Does OpenGL 2.0 automaticly generate multipass???

anyways,Chalnoth if u thinks my post was directly focused on u,
you're sadly mistaken!

it was meant as a general comment! anyways...
 
yes, the developer would handle this at a material level, i.e. each pass would go through all surfaces sharing a given shader. why wouldn't the driver/HLSL compiler carry out the same obvious solution? just for the sake of being IMR -politically-correct? -nah.

And now you're suggesting one of the following two things:

A) the driver builds a per-triangle/triangle-group scene graph based on no prior knowledge of the scene. Or,

B) the driver provides the application a long list of render state and compiled program passes corresponding to the requested compiled shader.

For A, you have basically violated the first rule of optimization -- take advantage of everything you know. The shader has absolutely no knowledge of context -- what it's doing, when/where/how it's used, how important precision is, etc. All it knows is what to do. When you compile a shader, that is all the information the driver has. Getting optimal performance out of an application with _no_ prior knowledge is a lot harder than getting optimal performance out of an application with lots of prior knowledge. And, in this case, the application knows everything about the shader and how it is being used. When you ask the driver to do a completely fire-and-forget multipass system, you are ignoring a huge knowledge base that the application already has. And what happens if the application needs to maintain data in the stencil buffer (which isn't part of any shading language currently)? Suddenly a _whole_ lot of additional work must be performed (and additional state maintained) in order to ensure that rendering with the shader yields the same results in the stencil buffer, multi-pass or not.

For B, I think you're vastly underestimating just what needs to get passed around for an auto-multipass system to work. Textures get re-mapped, vertex data may need to be passed in differently (especially on chips like NV20 and NV25), all OpenGL state can change (color/write masks, depth tests, alpha tests, blend modes, stencil tests, etc.), the order things are drawn may need to change completely (in fact, new Pbuffers may need to be created in order to handle intermediate render-to-texture passes for each object), the number of passes returned may vary (not to mention the totally pathological shaders with statements like for (i=0; i<texlookup(); i+=0.01)), etc. Managing all of the state that a compiler may return (especially a non-optimal compiler) would probably be more complicated than just doing the multipass yourself, and certainly more complicated than creating a simplified shader that may not look as good, but runs quickly and yields acceptable results.

Auto multi-passing with a simple system is sort of a holy-grail for shading languages. The Stanford Shading Language is a good start at this; however, its performance leaves a lot to be desired, and it even manages to produce some fairly compact pixel shading code (or, more accurately, register combiner/texture shader state).

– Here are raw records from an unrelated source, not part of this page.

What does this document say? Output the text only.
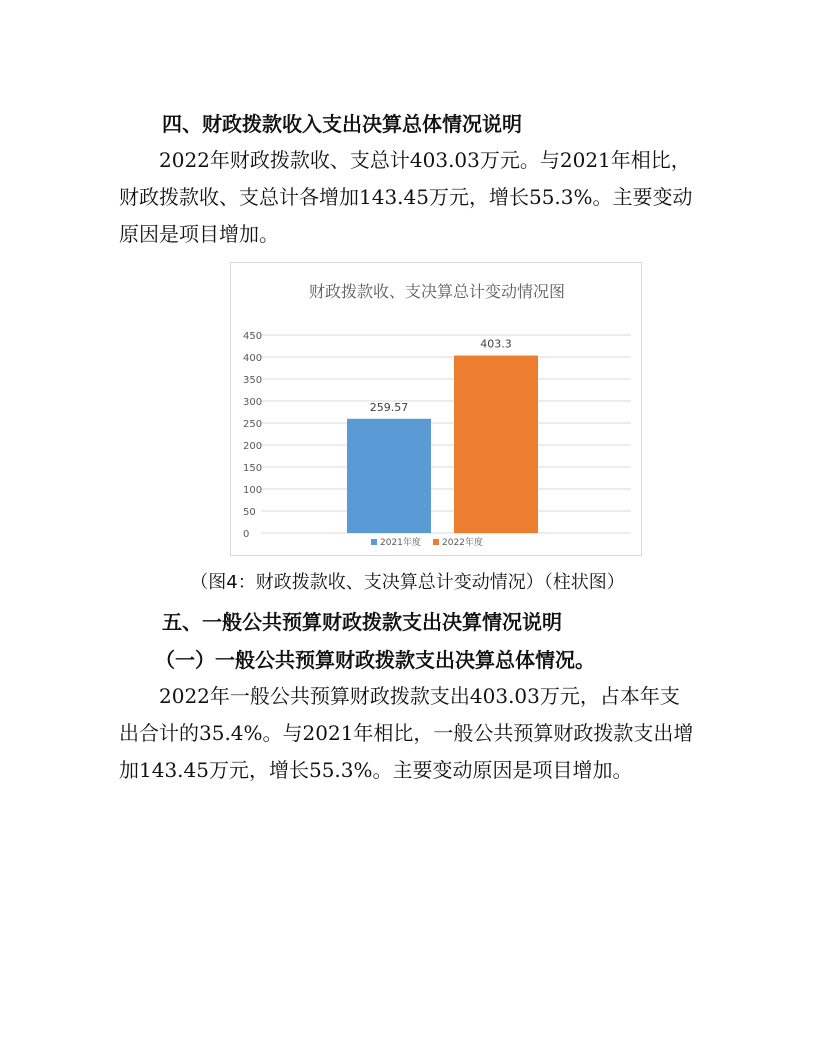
四、财政拨款收入支出决算总体情况说明

2022年财政拨款收、支总计403.03万元。与2021年相比，
财政拨款收、支总计各增加143.45万元，增长55.3%。主要变动
原因是项目增加。

财政拨款收、支决算总计变动情况图
0
50
100
150
200
250
300
350
400
450
259.57
403.3
2021年度 2022年度
（图4：财政拨款收、支决算总计变动情况）（柱状图）
五、一般公共预算财政拨款支出决算情况说明
（一）一般公共预算财政拨款支出决算总体情况。

2022年一般公共预算财政拨款支出403.03万元，占本年支
出合计的35.4%。与2021年相比，一般公共预算财政拨款支出增
加143.45万元，增长55.3%。主要变动原因是项目增加。
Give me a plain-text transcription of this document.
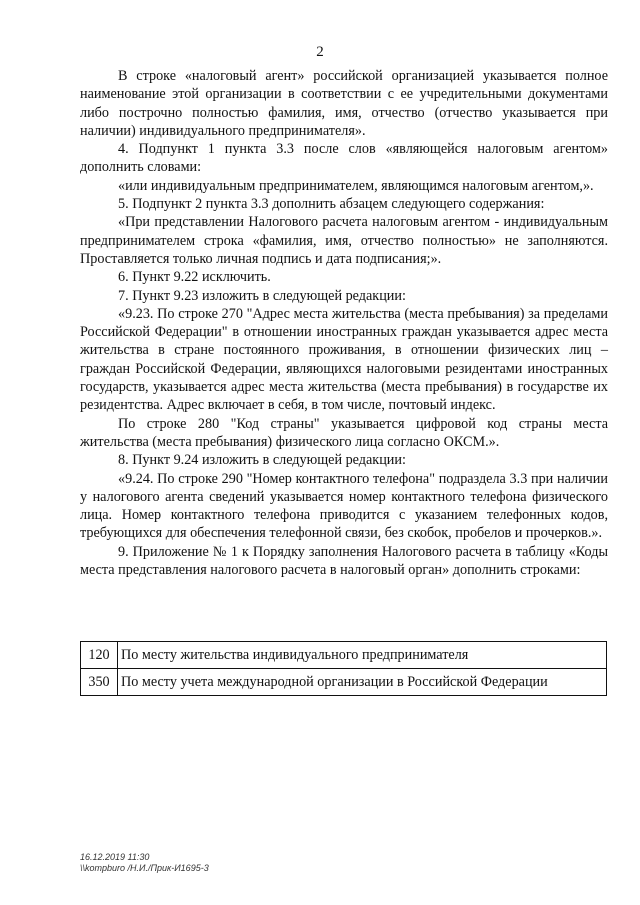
2

В строке «налоговый агент» российской организацией указывается полное наименование этой организации в соответствии с ее учредительными документами либо построчно полностью фамилия, имя, отчество (отчество указывается при наличии) индивидуального предпринимателя».

4. Подпункт 1 пункта 3.3 после слов «являющейся налоговым агентом» дополнить словами:

«или индивидуальным предпринимателем, являющимся налоговым агентом,».

5. Подпункт 2 пункта 3.3 дополнить абзацем следующего содержания:

«При представлении Налогового расчета налоговым агентом - индивидуальным предпринимателем строка «фамилия, имя, отчество полностью» не заполняются. Проставляется только личная подпись и дата подписания;».

6. Пункт 9.22 исключить.

7. Пункт 9.23 изложить в следующей редакции:

«9.23. По строке 270 "Адрес места жительства (места пребывания) за пределами Российской Федерации" в отношении иностранных граждан указывается адрес места жительства в стране постоянного проживания, в отношении физических лиц – граждан Российской Федерации, являющихся налоговыми резидентами иностранных государств, указывается адрес места жительства (места пребывания) в государстве их резидентства. Адрес включает в себя, в том числе, почтовый индекс.

По строке 280 "Код страны" указывается цифровой код страны места жительства (места пребывания) физического лица согласно ОКСМ.».

8. Пункт 9.24 изложить в следующей редакции:

«9.24. По строке 290 "Номер контактного телефона" подраздела 3.3 при наличии у налогового агента сведений указывается номер контактного телефона физического лица. Номер контактного телефона приводится с указанием телефонных кодов, требующихся для обеспечения телефонной связи, без скобок, пробелов и прочерков.».

9. Приложение № 1 к Порядку заполнения Налогового расчета в таблицу «Коды места представления налогового расчета в налоговый орган» дополнить строками:

120	По месту жительства индивидуального предпринимателя
350	По месту учета международной организации в Российской Федерации
16.12.2019 11:30
\\kompburo /Н.И./Прик-И1695-3
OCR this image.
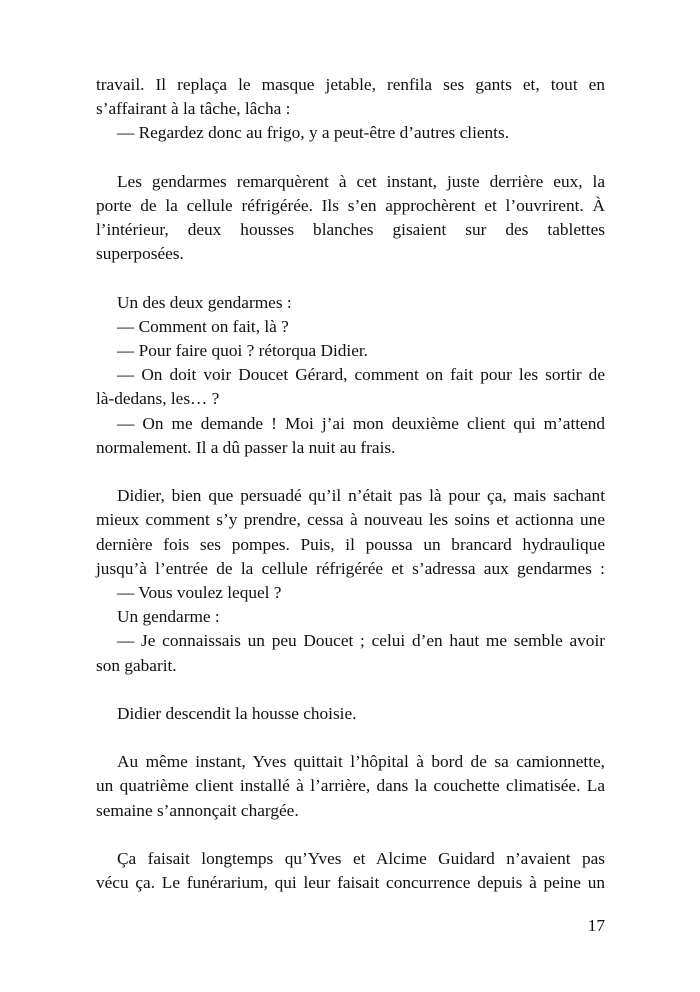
travail. Il replaça le masque jetable, renfila ses gants et, tout en

s’affairant à la tâche, lâcha :

— Regardez donc au frigo, y a peut-être d’autres clients.

Les gendarmes remarquèrent à cet instant, juste derrière eux, la

porte de la cellule réfrigérée. Ils s’en approchèrent et l’ouvrirent. À

l’intérieur, deux housses blanches gisaient sur des tablettes

superposées.

Un des deux gendarmes :

— Comment on fait, là ?

— Pour faire quoi ? rétorqua Didier.

— On doit voir Doucet Gérard, comment on fait pour les sortir de

là-dedans, les… ?

— On me demande ! Moi j’ai mon deuxième client qui m’attend

normalement. Il a dû passer la nuit au frais.

Didier, bien que persuadé qu’il n’était pas là pour ça, mais sachant

mieux comment s’y prendre, cessa à nouveau les soins et actionna une

dernière fois ses pompes. Puis, il poussa un brancard hydraulique

jusqu’à l’entrée de la cellule réfrigérée et s’adressa aux gendarmes :

— Vous voulez lequel ?

Un gendarme :

— Je connaissais un peu Doucet ; celui d’en haut me semble avoir

son gabarit.

Didier descendit la housse choisie.

Au même instant, Yves quittait l’hôpital à bord de sa camionnette,

un quatrième client installé à l’arrière, dans la couchette climatisée. La

semaine s’annonçait chargée.

Ça faisait longtemps qu’Yves et Alcime Guidard n’avaient pas

vécu ça. Le funérarium, qui leur faisait concurrence depuis à peine un

17
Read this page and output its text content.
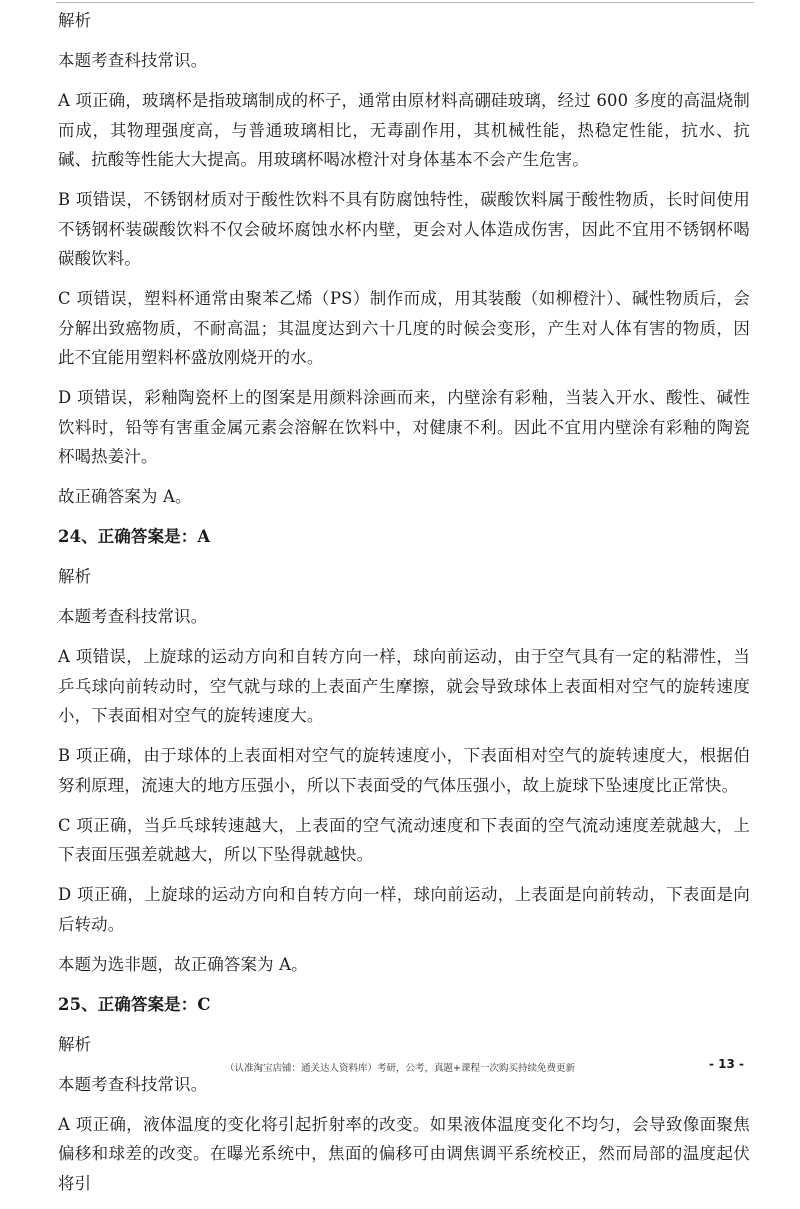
解析

本题考查科技常识。

A 项正确，玻璃杯是指玻璃制成的杯子，通常由原材料高硼硅玻璃，经过 600 多度的高温烧制而成，其物理强度高，与普通玻璃相比，无毒副作用，其机械性能，热稳定性能，抗水、抗碱、抗酸等性能大大提高。用玻璃杯喝冰橙汁对身体基本不会产生危害。

B 项错误，不锈钢材质对于酸性饮料不具有防腐蚀特性，碳酸饮料属于酸性物质，长时间使用不锈钢杯装碳酸饮料不仅会破坏腐蚀水杯内壁，更会对人体造成伤害，因此不宜用不锈钢杯喝碳酸饮料。

C 项错误，塑料杯通常由聚苯乙烯（PS）制作而成，用其装酸（如柳橙汁）、碱性物质后，会分解出致癌物质，不耐高温；其温度达到六十几度的时候会变形，产生对人体有害的物质，因此不宜能用塑料杯盛放刚烧开的水。

D 项错误，彩釉陶瓷杯上的图案是用颜料涂画而来，内壁涂有彩釉，当装入开水、酸性、碱性饮料时，铅等有害重金属元素会溶解在饮料中，对健康不利。因此不宜用内壁涂有彩釉的陶瓷杯喝热姜汁。

故正确答案为 A。

24、正确答案是：A

解析

本题考查科技常识。

A 项错误，上旋球的运动方向和自转方向一样，球向前运动，由于空气具有一定的粘滞性，当乒乓球向前转动时，空气就与球的上表面产生摩擦，就会导致球体上表面相对空气的旋转速度小，下表面相对空气的旋转速度大。

B 项正确，由于球体的上表面相对空气的旋转速度小，下表面相对空气的旋转速度大，根据伯努利原理，流速大的地方压强小，所以下表面受的气体压强小，故上旋球下坠速度比正常快。

C 项正确，当乒乓球转速越大，上表面的空气流动速度和下表面的空气流动速度差就越大，上下表面压强差就越大，所以下坠得就越快。

D 项正确，上旋球的运动方向和自转方向一样，球向前运动，上表面是向前转动，下表面是向后转动。

本题为选非题，故正确答案为 A。

25、正确答案是：C

解析

本题考查科技常识。

A 项正确，液体温度的变化将引起折射率的改变。如果液体温度变化不均匀，会导致像面聚焦偏移和球差的改变。在曝光系统中，焦面的偏移可由调焦调平系统校正，然而局部的温度起伏将引

（认准淘宝店铺：通关达人资料库）考研，公考，真题+课程一次购买持续免费更新	- 13 -
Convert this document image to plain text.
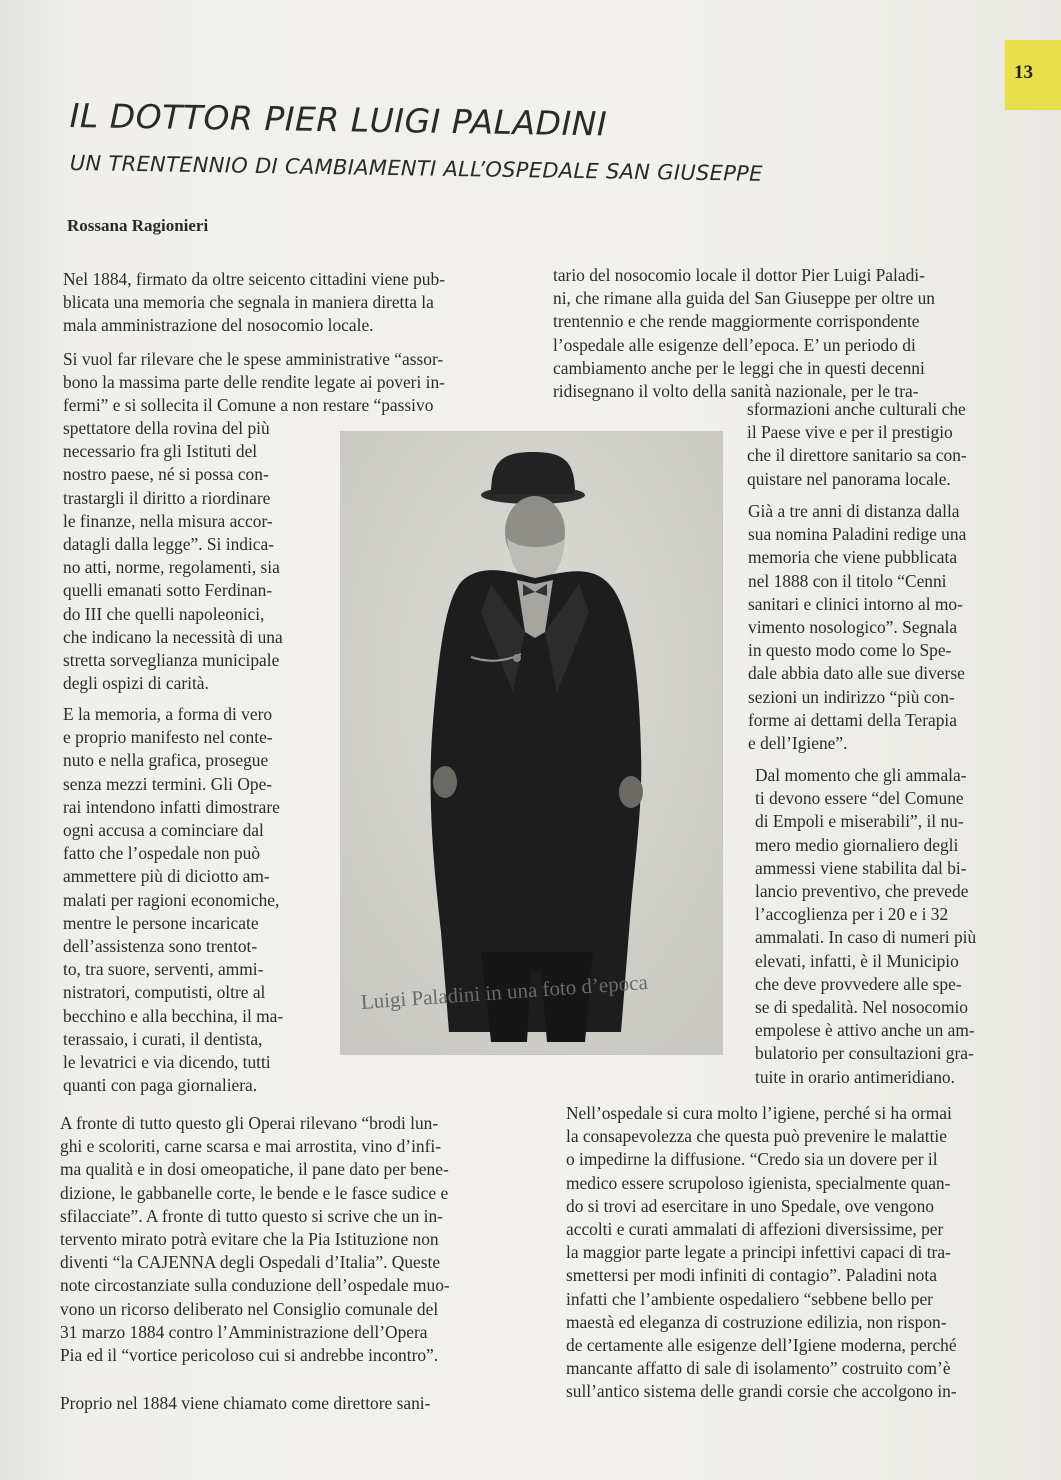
13
IL DOTTOR PIER LUIGI PALADINI
UN TRENTENNIO DI CAMBIAMENTI ALL’OSPEDALE SAN GIUSEPPE
Rossana Ragionieri

Nel 1884, firmato da oltre seicento cittadini viene pub-
blicata una memoria che segnala in maniera diretta la
mala amministrazione del nosocomio locale.

Si vuol far rilevare che le spese amministrative “assor-
bono la massima parte delle rendite legate ai poveri in-
fermi” e si sollecita il Comune a non restare “passivo

spettatore della rovina del più
necessario fra gli Istituti del
nostro paese, né si possa con-
trastargli il diritto a riordinare
le finanze, nella misura accor-
datagli dalla legge”. Si indica-
no atti, norme, regolamenti, sia
quelli emanati sotto Ferdinan-
do III che quelli napoleonici,
che indicano la necessità di una
stretta sorveglianza municipale
degli ospizi di carità.

E la memoria, a forma di vero
e proprio manifesto nel conte-
nuto e nella grafica, prosegue
senza mezzi termini. Gli Ope-
rai intendono infatti dimostrare
ogni accusa a cominciare dal
fatto che l’ospedale non può
ammettere più di diciotto am-
malati per ragioni economiche,
mentre le persone incaricate
dell’assistenza sono trentot-
to, tra suore, serventi, ammi-
nistratori, computisti, oltre al
becchino e alla becchina, il ma-
terassaio, i curati, il dentista,
le levatrici e via dicendo, tutti
quanti con paga giornaliera.

A fronte di tutto questo gli Operai rilevano “brodi lun-
ghi e scoloriti, carne scarsa e mai arrostita, vino d’infi-
ma qualità e in dosi omeopatiche, il pane dato per bene-
dizione, le gabbanelle corte, le bende e le fasce sudice e
sfilacciate”. A fronte di tutto questo si scrive che un in-
tervento mirato potrà evitare che la Pia Istituzione non
diventi “la CAJENNA degli Ospedali d’Italia”. Queste
note circostanziate sulla conduzione dell’ospedale muo-
vono un ricorso deliberato nel Consiglio comunale del
31 marzo 1884 contro l’Amministrazione dell’Opera
Pia ed il “vortice pericoloso cui si andrebbe incontro”.

Proprio nel 1884 viene chiamato come direttore sani-

tario del nosocomio locale il dottor Pier Luigi Paladi-
ni, che rimane alla guida del San Giuseppe per oltre un
trentennio e che rende maggiormente corrispondente
l’ospedale alle esigenze dell’epoca. E’ un periodo di
cambiamento anche per le leggi che in questi decenni
ridisegnano il volto della sanità nazionale, per le tra-

sformazioni anche culturali che
il Paese vive e per il prestigio
che il direttore sanitario sa con-
quistare nel panorama locale.

Già a tre anni di distanza dalla
sua nomina Paladini redige una
memoria che viene pubblicata
nel 1888 con il titolo “Cenni
sanitari e clinici intorno al mo-
vimento nosologico”. Segnala
in questo modo come lo Spe-
dale abbia dato alle sue diverse
sezioni un indirizzo “più con-
forme ai dettami della Terapia
e dell’Igiene”.

Dal momento che gli ammala-
ti devono essere “del Comune
di Empoli e miserabili”, il nu-
mero medio giornaliero degli
ammessi viene stabilita dal bi-
lancio preventivo, che prevede
l’accoglienza per i 20 e i 32
ammalati. In caso di numeri più
elevati, infatti, è il Municipio
che deve provvedere alle spe-
se di spedalità. Nel nosocomio
empolese è attivo anche un am-
bulatorio per consultazioni gra-
tuite in orario antimeridiano.

Nell’ospedale si cura molto l’igiene, perché si ha ormai
la consapevolezza che questa può prevenire le malattie
o impedirne la diffusione. “Credo sia un dovere per il
medico essere scrupoloso igienista, specialmente quan-
do si trovi ad esercitare in uno Spedale, ove vengono
accolti e curati ammalati di affezioni diversissime, per
la maggior parte legate a principi infettivi capaci di tra-
smettersi per modi infiniti di contagio”. Paladini nota
infatti che l’ambiente ospedaliero “sebbene bello per
maestà ed eleganza di costruzione edilizia, non rispon-
de certamente alle esigenze dell’Igiene moderna, perché
mancante affatto di sale di isolamento” costruito com’è
sull’antico sistema delle grandi corsie che accolgono in-

Luigi Paladini in una foto d’epoca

The goal for immediate-mode APIs is to be as transparent and efficient as possible. If you think you've seen bad drivers with the current OpenGL API, just wait until driver manufacturers even try to multipass shaders automatically. Performance will plummet, visual artifacts will appear everywhere, and you'll probably see quite a few stability problems (as drivers now have to manage a significant (and constantly-changing) amount of data on the heap).

This is why the compiler has to report back that multipass was enabled. As long as the software knows that multipass is required, and each compiled pass is stored in a different location, there should be no performance problems (other than less-than-perfect optimizations).

Seeing as how the compiler has no knowledge of context, and "optimally" compiling a program is NP-complete, I'd imagine you'll see a rather large number of performance problems.

you mean exactly the way it's exposed in ogl2 ?

Nope -- I mean the way Stanford Shading Language sits on top of OpenGL 1.2. The hardware limits are there and queryable (and the final path to the driver _must_ heed them); however, if a developer wants to kill performance, he has the option of using an additional API to compile shaders down into multipass. The "assembly code" will be compatible across IHVs, so there will be one compiler (rather than compilers in each driver) that observes the resource limits the driver and hardware have.
 
gking said:
And now you're suggesting one of the following two things:

A) the driver builds a per-triangle/triangle-group scene graph based on no prior knowledge of the scene. Or,

B) the driver provides the application a long list of render state and compiled program passes corresponding to the requested compiled shader.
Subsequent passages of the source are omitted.